Re-energising Knowledge Management: Communication challenges, interdisciplinary intersections, and paradigm change
Jones, R. A. (2011). Re-energising Knowledge Management: Communication challenges, interdisciplinary intersections, and paradigm change (Thesis, Doctor of Philosophy (PhD)). University of Waikato, Hamilton, New Zealand. Retrieved from https://hdl.handle.net/10289/5247
Permanent Research Commons link: https://hdl.handle.net/10289/5247
Knowledge Management (KM) in the 1990s was a key upwardly-mobile management discipline. Indeed, a proliferation of articles suggested KM had the potential to make a radical departure from conventional views of organisational assets and resources, and even held the promise of transforming economies. Instead, however, KM has tended to become incorporated as a subset of traditional management. This thesis suggests that, as a result, knowledge has been perceived simply as another resource to be managed for competitive advantage. It further argues that KM need not subscribe to conventional views of management and that knowledge need not be just another resource to be exploited, hoarded, and traded.
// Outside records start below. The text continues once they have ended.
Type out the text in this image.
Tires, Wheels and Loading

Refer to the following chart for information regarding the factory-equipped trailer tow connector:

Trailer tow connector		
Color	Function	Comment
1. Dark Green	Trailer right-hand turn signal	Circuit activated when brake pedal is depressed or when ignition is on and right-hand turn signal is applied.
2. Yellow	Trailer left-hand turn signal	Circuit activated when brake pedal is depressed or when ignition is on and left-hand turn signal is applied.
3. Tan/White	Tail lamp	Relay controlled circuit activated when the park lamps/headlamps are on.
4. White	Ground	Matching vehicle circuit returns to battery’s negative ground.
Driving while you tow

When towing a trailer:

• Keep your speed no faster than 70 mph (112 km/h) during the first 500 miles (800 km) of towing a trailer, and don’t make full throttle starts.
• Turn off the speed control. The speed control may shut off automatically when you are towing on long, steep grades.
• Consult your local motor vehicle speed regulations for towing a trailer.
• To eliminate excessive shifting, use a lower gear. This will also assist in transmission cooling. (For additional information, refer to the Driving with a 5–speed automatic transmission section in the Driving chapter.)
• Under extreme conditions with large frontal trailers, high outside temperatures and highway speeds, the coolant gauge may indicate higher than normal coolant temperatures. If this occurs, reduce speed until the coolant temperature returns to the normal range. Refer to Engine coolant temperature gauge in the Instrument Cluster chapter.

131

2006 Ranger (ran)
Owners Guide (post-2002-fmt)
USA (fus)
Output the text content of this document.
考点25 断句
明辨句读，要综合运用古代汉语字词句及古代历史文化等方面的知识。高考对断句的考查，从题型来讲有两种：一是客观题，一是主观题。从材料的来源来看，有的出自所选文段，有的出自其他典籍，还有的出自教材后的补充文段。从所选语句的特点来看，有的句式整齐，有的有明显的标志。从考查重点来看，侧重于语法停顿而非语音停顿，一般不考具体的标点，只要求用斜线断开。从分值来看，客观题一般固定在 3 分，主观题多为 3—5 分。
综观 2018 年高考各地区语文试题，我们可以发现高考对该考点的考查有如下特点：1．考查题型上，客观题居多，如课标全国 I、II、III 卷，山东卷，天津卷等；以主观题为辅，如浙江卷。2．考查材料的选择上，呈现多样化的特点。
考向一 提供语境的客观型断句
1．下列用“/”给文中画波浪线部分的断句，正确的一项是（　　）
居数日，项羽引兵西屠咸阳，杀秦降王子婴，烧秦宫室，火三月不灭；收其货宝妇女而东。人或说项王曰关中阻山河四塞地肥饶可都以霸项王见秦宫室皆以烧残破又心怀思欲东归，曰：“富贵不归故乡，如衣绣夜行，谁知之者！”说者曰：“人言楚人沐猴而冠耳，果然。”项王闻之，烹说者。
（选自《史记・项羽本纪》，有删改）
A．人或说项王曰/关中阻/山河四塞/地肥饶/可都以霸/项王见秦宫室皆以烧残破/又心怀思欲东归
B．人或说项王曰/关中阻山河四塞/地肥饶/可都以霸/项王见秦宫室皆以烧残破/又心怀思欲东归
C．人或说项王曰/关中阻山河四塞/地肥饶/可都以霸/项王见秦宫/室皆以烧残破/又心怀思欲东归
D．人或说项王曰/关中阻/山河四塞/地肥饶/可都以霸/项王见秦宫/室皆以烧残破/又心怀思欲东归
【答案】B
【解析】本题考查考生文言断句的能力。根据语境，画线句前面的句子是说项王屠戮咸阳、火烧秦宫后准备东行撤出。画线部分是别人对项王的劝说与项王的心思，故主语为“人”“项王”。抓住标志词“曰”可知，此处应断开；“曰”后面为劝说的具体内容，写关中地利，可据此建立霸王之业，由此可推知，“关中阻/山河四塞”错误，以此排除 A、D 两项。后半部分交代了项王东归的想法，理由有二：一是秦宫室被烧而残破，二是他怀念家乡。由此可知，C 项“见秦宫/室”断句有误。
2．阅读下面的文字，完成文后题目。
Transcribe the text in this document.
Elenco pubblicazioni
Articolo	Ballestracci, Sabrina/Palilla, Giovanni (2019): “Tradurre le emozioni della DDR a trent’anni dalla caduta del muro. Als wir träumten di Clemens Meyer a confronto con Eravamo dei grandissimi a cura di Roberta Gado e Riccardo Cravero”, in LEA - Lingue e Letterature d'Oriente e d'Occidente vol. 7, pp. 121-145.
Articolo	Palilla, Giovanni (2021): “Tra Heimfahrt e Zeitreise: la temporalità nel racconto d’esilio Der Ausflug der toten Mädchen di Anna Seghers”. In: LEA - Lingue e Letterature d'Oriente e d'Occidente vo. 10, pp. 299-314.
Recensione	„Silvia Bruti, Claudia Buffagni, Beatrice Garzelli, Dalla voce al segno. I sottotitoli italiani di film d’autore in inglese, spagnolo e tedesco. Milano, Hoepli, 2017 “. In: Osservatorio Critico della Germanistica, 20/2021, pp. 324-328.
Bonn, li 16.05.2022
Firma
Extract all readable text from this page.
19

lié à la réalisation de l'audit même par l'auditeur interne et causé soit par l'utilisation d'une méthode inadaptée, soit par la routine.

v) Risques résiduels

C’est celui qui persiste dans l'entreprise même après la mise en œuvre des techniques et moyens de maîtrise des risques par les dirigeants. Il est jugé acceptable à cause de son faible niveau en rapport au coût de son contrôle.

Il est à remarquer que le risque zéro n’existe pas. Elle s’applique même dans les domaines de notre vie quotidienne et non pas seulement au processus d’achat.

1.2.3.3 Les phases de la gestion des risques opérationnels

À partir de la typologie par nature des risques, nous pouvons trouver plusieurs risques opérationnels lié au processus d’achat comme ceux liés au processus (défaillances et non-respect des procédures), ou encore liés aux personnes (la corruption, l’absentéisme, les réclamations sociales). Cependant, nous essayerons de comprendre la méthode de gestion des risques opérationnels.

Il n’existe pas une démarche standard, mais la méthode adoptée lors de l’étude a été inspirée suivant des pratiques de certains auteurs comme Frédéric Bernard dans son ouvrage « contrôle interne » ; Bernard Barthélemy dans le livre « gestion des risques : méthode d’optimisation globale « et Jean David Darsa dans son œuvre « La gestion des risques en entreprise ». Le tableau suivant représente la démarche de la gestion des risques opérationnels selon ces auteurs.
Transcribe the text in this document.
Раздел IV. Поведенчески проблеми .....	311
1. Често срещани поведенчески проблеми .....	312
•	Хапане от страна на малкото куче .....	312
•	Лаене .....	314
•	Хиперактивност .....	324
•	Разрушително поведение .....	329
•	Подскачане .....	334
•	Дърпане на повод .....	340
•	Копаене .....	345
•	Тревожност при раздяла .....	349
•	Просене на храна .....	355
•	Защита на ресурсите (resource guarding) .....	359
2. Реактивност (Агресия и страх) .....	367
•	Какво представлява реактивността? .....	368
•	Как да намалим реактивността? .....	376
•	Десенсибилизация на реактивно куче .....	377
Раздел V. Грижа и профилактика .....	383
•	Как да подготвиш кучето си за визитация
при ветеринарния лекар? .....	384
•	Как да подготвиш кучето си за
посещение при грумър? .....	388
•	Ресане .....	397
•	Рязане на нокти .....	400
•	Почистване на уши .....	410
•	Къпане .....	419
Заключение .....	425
Instead, it contends that knowledge is an outcome of the process of connecting to one another in new ways and explores the field’s still-unrealised potential for generating fresh approaches relevant to contemporary conditions. In seeking to revive the excitement, and rekindle the potential, that originally surrounded the field, the thesis intervenes in current debates in KM. It attends to, and expands, the existing discourses of KM while presenting the case for a re-energised understanding of the communication of knowledge. Exploring intersections with other disciplines as well as KM’s own multidisciplinary base, it proposes transdisciplinary research as a productive focus for KM. In making these recommendations for KM’s future, the thesis seeks to make the field more responsive to current complex and dynamic academic, organisational, and social contexts. Its overall goal is not only to ensure KM’s ongoing relevance and effectiveness as a field, but to direct KM towards fulfilling its early potential.